Solubility, fatty acids, and uranium are all topics of the three discrete questions we cover on this next installment of Next Step full-length 10 breakdown!
This is our last set of discrete questions before we move on to our next section. As always, we’re joined by Bryan Schnedeker of Next Step Test Prep.
[01:05] Question 57: Solubility of Bases
The addition of which of the following compounds to water would reduce the solubility of ferrous hydroxide?
- (A) Ammonia
- (B) Ethanol
- (C) Acetic acid
- (D) Trichloroethane
There are three scientific principles to remember.

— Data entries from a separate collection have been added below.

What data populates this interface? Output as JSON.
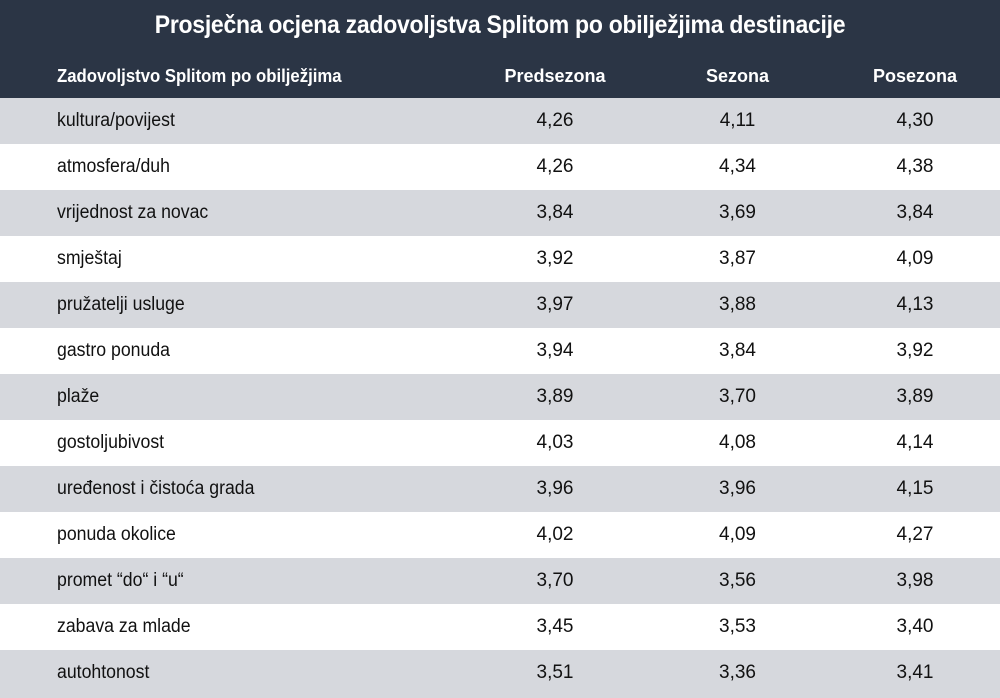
{
  "table": {
    "title": "Prosječna ocjena zadovoljstva Splitom po obilježjima destinacije",
    "columns": [
      "Zadovoljstvo Splitom po obilježjima",
      "Predsezona",
      "Sezona",
      "Posezona"
    ],
    "rows": [
      {
        "label": "kultura/povijest",
        "predsezona": "4,26",
        "sezona": "4,11",
        "posezona": "4,30"
      },
      {
        "label": "atmosfera/duh",
        "predsezona": "4,26",
        "sezona": "4,34",
        "posezona": "4,38"
      },
      {
        "label": "vrijednost za novac",
        "predsezona": "3,84",
        "sezona": "3,69",
        "posezona": "3,84"
      },
      {
        "label": "smještaj",
        "predsezona": "3,92",
        "sezona": "3,87",
        "posezona": "4,09"
      },
      {
        "label": "pružatelji usluge",
        "predsezona": "3,97",
        "sezona": "3,88",
        "posezona": "4,13"
      },
      {
        "label": "gastro ponuda",
        "predsezona": "3,94",
        "sezona": "3,84",
        "posezona": "3,92"
      },
      {
        "label": "plaže",
        "predsezona": "3,89",
        "sezona": "3,70",
        "posezona": "3,89"
      },
      {
        "label": "gostoljubivost",
        "predsezona": "4,03",
        "sezona": "4,08",
        "posezona": "4,14"
      },
      {
        "label": "uređenost i čistoća grada",
        "predsezona": "3,96",
        "sezona": "3,96",
        "posezona": "4,15"
      },
      {
        "label": "ponuda okolice",
        "predsezona": "4,02",
        "sezona": "4,09",
        "posezona": "4,27"
      },
      {
        "label": "promet “do“ i “u“",
        "predsezona": "3,70",
        "sezona": "3,56",
        "posezona": "3,98"
      },
      {
        "label": "zabava za mlade",
        "predsezona": "3,45",
        "sezona": "3,53",
        "posezona": "3,40"
      },
      {
        "label": "autohtonost",
        "predsezona": "3,51",
        "sezona": "3,36",
        "posezona": "3,41"
      }
    ]
  },
  "colors": {
    "header_bg": "#2b3545",
    "row_shade": "#d6d8dd",
    "row_plain": "#ffffff"
  }
}
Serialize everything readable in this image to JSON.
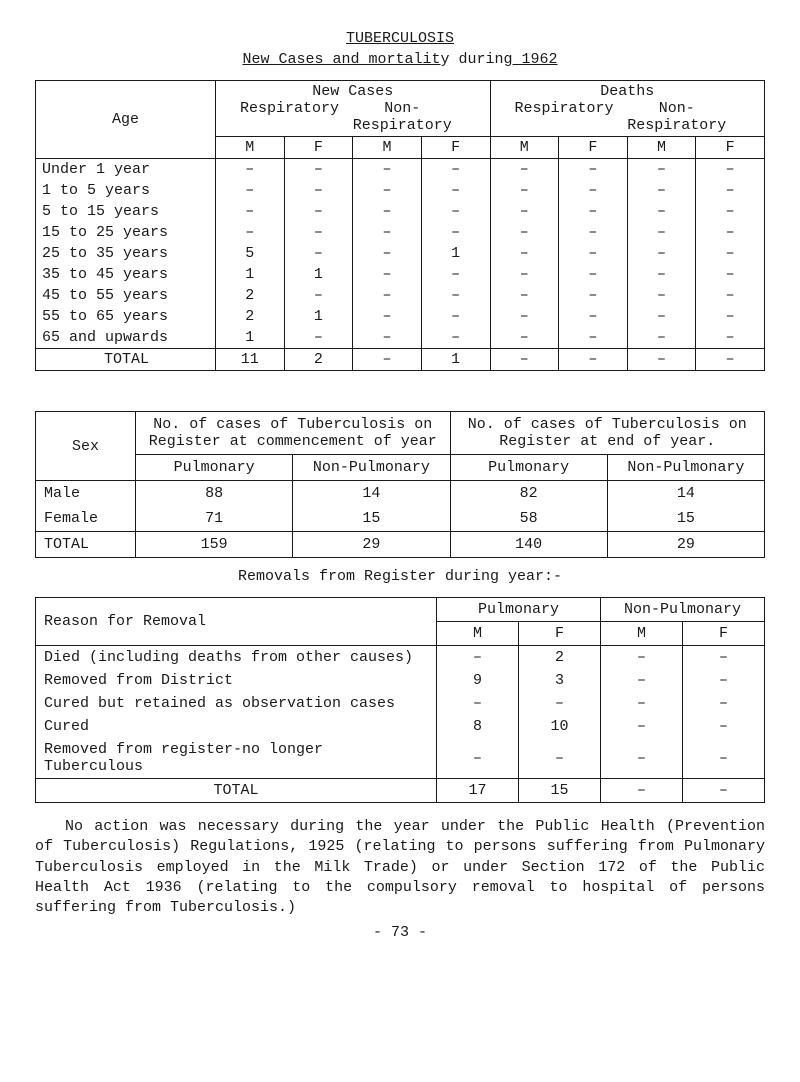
{
  "title": "TUBERCULOSIS",
  "subtitle_a": "New Cases and mortalit",
  "subtitle_b": "y durin",
  "subtitle_c": "g 1962",
  "dash": "–",
  "t1": {
    "h_age": "Age",
    "h_new": "New Cases",
    "h_deaths": "Deaths",
    "h_resp": "Respiratory",
    "h_nonresp": "Non-Respiratory",
    "h_m": "M",
    "h_f": "F",
    "rows": [
      {
        "label": "Under 1 year",
        "v": [
          "–",
          "–",
          "–",
          "–",
          "–",
          "–",
          "–",
          "–"
        ]
      },
      {
        "label": "1  to  5 years",
        "v": [
          "–",
          "–",
          "–",
          "–",
          "–",
          "–",
          "–",
          "–"
        ]
      },
      {
        "label": "5  to 15 years",
        "v": [
          "–",
          "–",
          "–",
          "–",
          "–",
          "–",
          "–",
          "–"
        ]
      },
      {
        "label": "15 to 25 years",
        "v": [
          "–",
          "–",
          "–",
          "–",
          "–",
          "–",
          "–",
          "–"
        ]
      },
      {
        "label": "25 to 35 years",
        "v": [
          "5",
          "–",
          "–",
          "1",
          "–",
          "–",
          "–",
          "–"
        ]
      },
      {
        "label": "35 to 45 years",
        "v": [
          "1",
          "1",
          "–",
          "–",
          "–",
          "–",
          "–",
          "–"
        ]
      },
      {
        "label": "45 to 55 years",
        "v": [
          "2",
          "–",
          "–",
          "–",
          "–",
          "–",
          "–",
          "–"
        ]
      },
      {
        "label": "55 to 65 years",
        "v": [
          "2",
          "1",
          "–",
          "–",
          "–",
          "–",
          "–",
          "–"
        ]
      },
      {
        "label": "65 and upwards",
        "v": [
          "1",
          "–",
          "–",
          "–",
          "–",
          "–",
          "–",
          "–"
        ]
      }
    ],
    "total_label": "TOTAL",
    "total": [
      "11",
      "2",
      "–",
      "1",
      "–",
      "–",
      "–",
      "–"
    ]
  },
  "t2": {
    "h_sex": "Sex",
    "h_start": "No. of cases of Tuberculosis on Register at commencement of year",
    "h_end": "No. of cases of Tuberculosis on Register at end of year.",
    "h_pul": "Pulmonary",
    "h_nonpul": "Non-Pulmonary",
    "rows": [
      {
        "label": "Male",
        "v": [
          "88",
          "14",
          "82",
          "14"
        ]
      },
      {
        "label": "Female",
        "v": [
          "71",
          "15",
          "58",
          "15"
        ]
      }
    ],
    "total_label": "TOTAL",
    "total": [
      "159",
      "29",
      "140",
      "29"
    ]
  },
  "caption": "Removals from Register during year:-",
  "t3": {
    "h_reason": "Reason for Removal",
    "h_pul": "Pulmonary",
    "h_nonpul": "Non-Pulmonary",
    "h_m": "M",
    "h_f": "F",
    "rows": [
      {
        "label": "Died (including deaths from other causes)",
        "v": [
          "–",
          "2",
          "–",
          "–"
        ]
      },
      {
        "label": "Removed from District",
        "v": [
          "9",
          "3",
          "–",
          "–"
        ]
      },
      {
        "label": "Cured but retained as observation cases",
        "v": [
          "–",
          "–",
          "–",
          "–"
        ]
      },
      {
        "label": "Cured",
        "v": [
          "8",
          "10",
          "–",
          "–"
        ]
      },
      {
        "label": "Removed from register-no longer Tuberculous",
        "v": [
          "–",
          "–",
          "–",
          "–"
        ]
      }
    ],
    "total_label": "TOTAL",
    "total": [
      "17",
      "15",
      "–",
      "–"
    ]
  },
  "paragraph": "No action was necessary during the year under the Public Health (Pre­vention of Tuberculosis) Regulations, 1925 (relating to persons suffering from Pulmonary Tuberculosis employed in the Milk Trade) or under Section 172 of the Public Health Act 1936 (relating to the compulsory removal to hospital of persons suffering from Tuberculosis.)",
  "pagenum": "- 73 -"
}
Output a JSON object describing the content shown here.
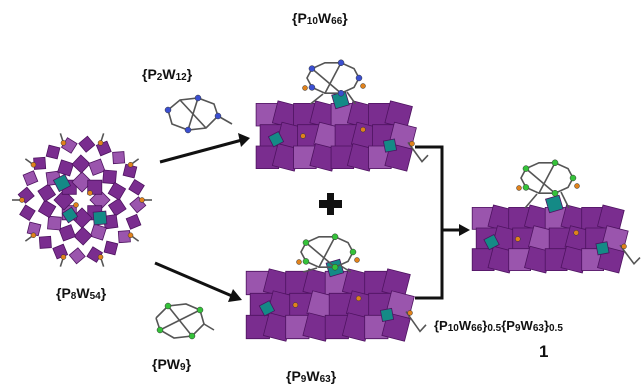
{
  "labels": {
    "p10w66": "{P10W66}",
    "p2w12": "{P2W12}",
    "p8w54": "{P8W54}",
    "pw9": "{PW9}",
    "p9w63": "{P9W63}",
    "product": "{P10W66}0.5{P9W63}0.5",
    "compound_number": "1",
    "plus_sign": "+"
  },
  "colors": {
    "polyhedron": "#7a2d8f",
    "polyhedron_dark": "#4e1360",
    "polyhedron_light": "#9a55ad",
    "teal": "#148a86",
    "orange": "#e0821c",
    "green": "#35c23a",
    "blue": "#3b4fd0",
    "wire": "#555555",
    "arrow": "#111111"
  }
}
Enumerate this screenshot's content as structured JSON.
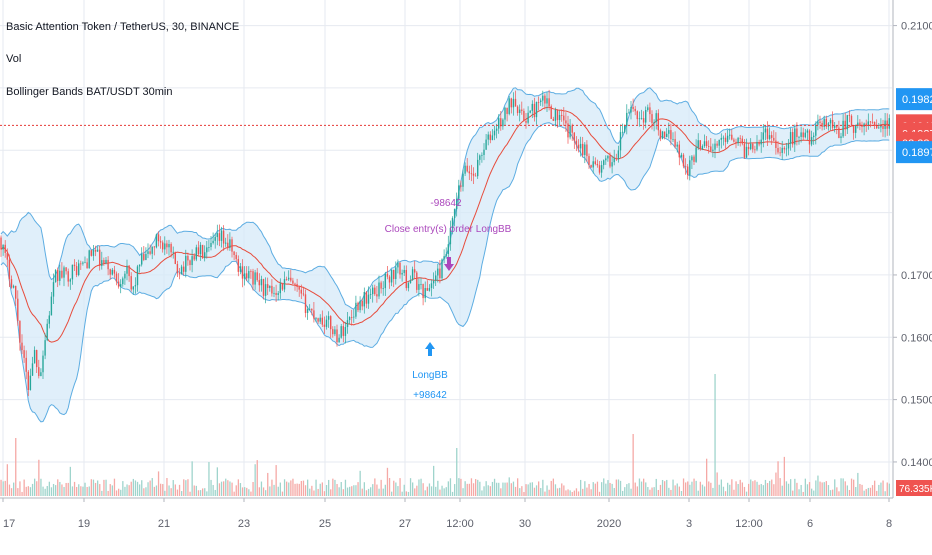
{
  "legend": {
    "symbol_line": "Basic Attention Token / TetherUS, 30, BINANCE",
    "volume_label": "Vol",
    "indicator_label": "Bollinger Bands BAT/USDT 30min"
  },
  "colors": {
    "band_fill": "#d6eaf8",
    "band_line": "#5dade2",
    "basis_line": "#e74c3c",
    "candle_up": "#26a69a",
    "candle_down": "#ef5350",
    "vol_up": "#9fd4cc",
    "vol_down": "#f5a9a6",
    "long_marker": "#2196f3",
    "close_marker": "#ab47bc",
    "price_line": "#e53935",
    "grid": "#e6eaf0",
    "axis_text": "#5d606b"
  },
  "price_axis": {
    "ticks": [
      "0.2100",
      "0.1700",
      "0.1600",
      "0.1500",
      "0.1400"
    ],
    "ticks_y": [
      0.21,
      0.17,
      0.16,
      0.15,
      0.14
    ]
  },
  "price_labels": [
    {
      "text": "0.1982",
      "value": 0.1982,
      "color": "#2196f3"
    },
    {
      "text": "0.1940",
      "value": 0.194,
      "color": "#ef5350"
    },
    {
      "text": "0.1927",
      "value": 0.1927,
      "color": "#ef5350"
    },
    {
      "text": "08:28",
      "value": 0.1912,
      "color": "#ef5350"
    },
    {
      "text": "0.1897",
      "value": 0.1897,
      "color": "#2196f3"
    }
  ],
  "volume_label_right": "76.335K",
  "time_axis": {
    "labels": [
      "17",
      "19",
      "21",
      "23",
      "25",
      "27",
      "12:00",
      "30",
      "2020",
      "3",
      "12:00",
      "6",
      "8"
    ]
  },
  "trades": {
    "entry_name": "LongBB",
    "entry_qty": "+98642",
    "exit_qty": "-98642",
    "exit_text": "Close entry(s) order LongBB"
  },
  "chart_data": {
    "type": "candlestick",
    "title": "Basic Attention Token / TetherUS, 30, BINANCE",
    "indicator": "Bollinger Bands BAT/USDT 30min",
    "y_range": [
      0.1355,
      0.2125
    ],
    "last_price": 0.194,
    "x_tick_labels": [
      "17",
      "19",
      "21",
      "23",
      "25",
      "27",
      "12:00",
      "30",
      "2020",
      "3",
      "12:00",
      "6",
      "8"
    ],
    "close_path": [
      [
        0,
        0.176
      ],
      [
        8,
        0.171
      ],
      [
        14,
        0.168
      ],
      [
        20,
        0.16
      ],
      [
        28,
        0.152
      ],
      [
        34,
        0.158
      ],
      [
        40,
        0.154
      ],
      [
        48,
        0.163
      ],
      [
        56,
        0.17
      ],
      [
        66,
        0.17
      ],
      [
        76,
        0.171
      ],
      [
        86,
        0.172
      ],
      [
        94,
        0.174
      ],
      [
        100,
        0.172
      ],
      [
        110,
        0.171
      ],
      [
        118,
        0.169
      ],
      [
        126,
        0.171
      ],
      [
        132,
        0.167
      ],
      [
        140,
        0.172
      ],
      [
        148,
        0.173
      ],
      [
        158,
        0.176
      ],
      [
        168,
        0.174
      ],
      [
        178,
        0.171
      ],
      [
        188,
        0.172
      ],
      [
        198,
        0.174
      ],
      [
        206,
        0.173
      ],
      [
        214,
        0.175
      ],
      [
        222,
        0.176
      ],
      [
        232,
        0.174
      ],
      [
        238,
        0.171
      ],
      [
        248,
        0.17
      ],
      [
        258,
        0.169
      ],
      [
        268,
        0.167
      ],
      [
        278,
        0.168
      ],
      [
        288,
        0.169
      ],
      [
        298,
        0.167
      ],
      [
        306,
        0.165
      ],
      [
        312,
        0.164
      ],
      [
        320,
        0.163
      ],
      [
        330,
        0.162
      ],
      [
        338,
        0.16
      ],
      [
        346,
        0.162
      ],
      [
        356,
        0.165
      ],
      [
        362,
        0.166
      ],
      [
        374,
        0.167
      ],
      [
        384,
        0.169
      ],
      [
        392,
        0.17
      ],
      [
        400,
        0.171
      ],
      [
        406,
        0.169
      ],
      [
        412,
        0.17
      ],
      [
        420,
        0.168
      ],
      [
        426,
        0.167
      ],
      [
        432,
        0.169
      ],
      [
        438,
        0.17
      ],
      [
        444,
        0.172
      ],
      [
        450,
        0.176
      ],
      [
        458,
        0.183
      ],
      [
        466,
        0.187
      ],
      [
        474,
        0.186
      ],
      [
        482,
        0.19
      ],
      [
        490,
        0.192
      ],
      [
        498,
        0.194
      ],
      [
        506,
        0.196
      ],
      [
        514,
        0.199
      ],
      [
        522,
        0.195
      ],
      [
        530,
        0.196
      ],
      [
        538,
        0.197
      ],
      [
        546,
        0.198
      ],
      [
        552,
        0.196
      ],
      [
        560,
        0.195
      ],
      [
        568,
        0.193
      ],
      [
        576,
        0.192
      ],
      [
        584,
        0.19
      ],
      [
        592,
        0.188
      ],
      [
        600,
        0.187
      ],
      [
        608,
        0.188
      ],
      [
        616,
        0.189
      ],
      [
        624,
        0.194
      ],
      [
        632,
        0.197
      ],
      [
        640,
        0.195
      ],
      [
        648,
        0.196
      ],
      [
        656,
        0.195
      ],
      [
        664,
        0.191
      ],
      [
        672,
        0.193
      ],
      [
        680,
        0.189
      ],
      [
        688,
        0.187
      ],
      [
        696,
        0.19
      ],
      [
        704,
        0.192
      ],
      [
        712,
        0.19
      ],
      [
        720,
        0.191
      ],
      [
        728,
        0.193
      ],
      [
        736,
        0.192
      ],
      [
        744,
        0.19
      ],
      [
        752,
        0.191
      ],
      [
        760,
        0.192
      ],
      [
        768,
        0.193
      ],
      [
        776,
        0.191
      ],
      [
        784,
        0.19
      ],
      [
        792,
        0.192
      ],
      [
        800,
        0.193
      ],
      [
        808,
        0.192
      ],
      [
        816,
        0.193
      ],
      [
        824,
        0.195
      ],
      [
        832,
        0.194
      ],
      [
        840,
        0.193
      ],
      [
        848,
        0.195
      ],
      [
        856,
        0.193
      ],
      [
        864,
        0.194
      ],
      [
        872,
        0.195
      ],
      [
        880,
        0.194
      ],
      [
        888,
        0.194
      ]
    ]
  }
}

- Recognize that hydroxide is a base (OH-). Anything that creates hydroxide is a base. And ferrous hydroxide is very sparingly soluble. It’s not much of a base but technically it is.
- Bases would interfere with each other trying to dissolve, so they would reduce each other’s solubility. Next fact to remember is that for solubility rules, acids and bases like to dissolve each other. They help each other dissolve. Since the OH and the H get together to make water. In that same vein, bases interfere with each other. So if you try to dissolve multiple bases, they’re going to make each other harder to dissolve. Acids interfere with each other due to the common ion effect.
- Step 3 is just to know which of the answer choices is a base. Ammonia is a weak base. When the MCAT wants to give a weak base, 8 times out of 10, they use Ammonia if they want a weak base so this is the right answer here.
[03:35] Question 58: Cell Membrane Forces
Both eukaryotes and prokaryotes possess desaturases which can increase membrane fluidity by adding a cis double bond to a fatty acid chain on a phospholipid. What’s the primary intermolecular force acting between adjacent fatty acid chains in a cell membrane?
- (A) London dispersion
- (B) Hydrogen bonding
- (C) Dipole-dipole
- (D) Covalent bonds
It says intermolecular force so you can eliminate covalent bonding since it’s an intramolecular force. Fatty acid chains are just big long chains of hydrocarbons. It means the only intermolecular force that predominates for them is London dispersion.
Hydrogen bonding requires hydrogen bonds to be bonded to fluorine, oxygen, or nitrogen. None of which is true in the tail part of the fatty acid chain. And dipole-dipole interactions require actual dipoles.
[05:44] Question 59: Percentages and Conversion
Naturally mined Uranium consists of two isotopes U-235 and U-238. U-238 is more stable than U-235 and cannot be used for nuclear energy. An industrial enrichment process increases the abundance of U-235 from 0.9% to 3.7% in a 500-gram sample of Uranium. How many additional moles of U-235 are yielded as a result?
- (A) 7.8 x 10-2 moles
- (B) 5.9 x 10-2 moles
- (C) 7.8 x 10-1 moles
- (D) 5.9 x 10-1 moles
So there are two steps here. Take that percentage increase on the 500-gram sample and then divide the grams by molecular weight to get moles.
Doing some math, 500g times 2.8% (3.7-0.9) is 14 grams and converting this to moles (14/235) and the answer is B.
You can also do rounding off just to make the math easier. But you also want to round something where you can reduce the fraction. Then try to round so that the denominator of the fraction gets as close as you can to either 100 or 50 or 25. Something you can just scale to 100 to make it a percent. This is a very common technique for manipulating fractions without a calculator on test day.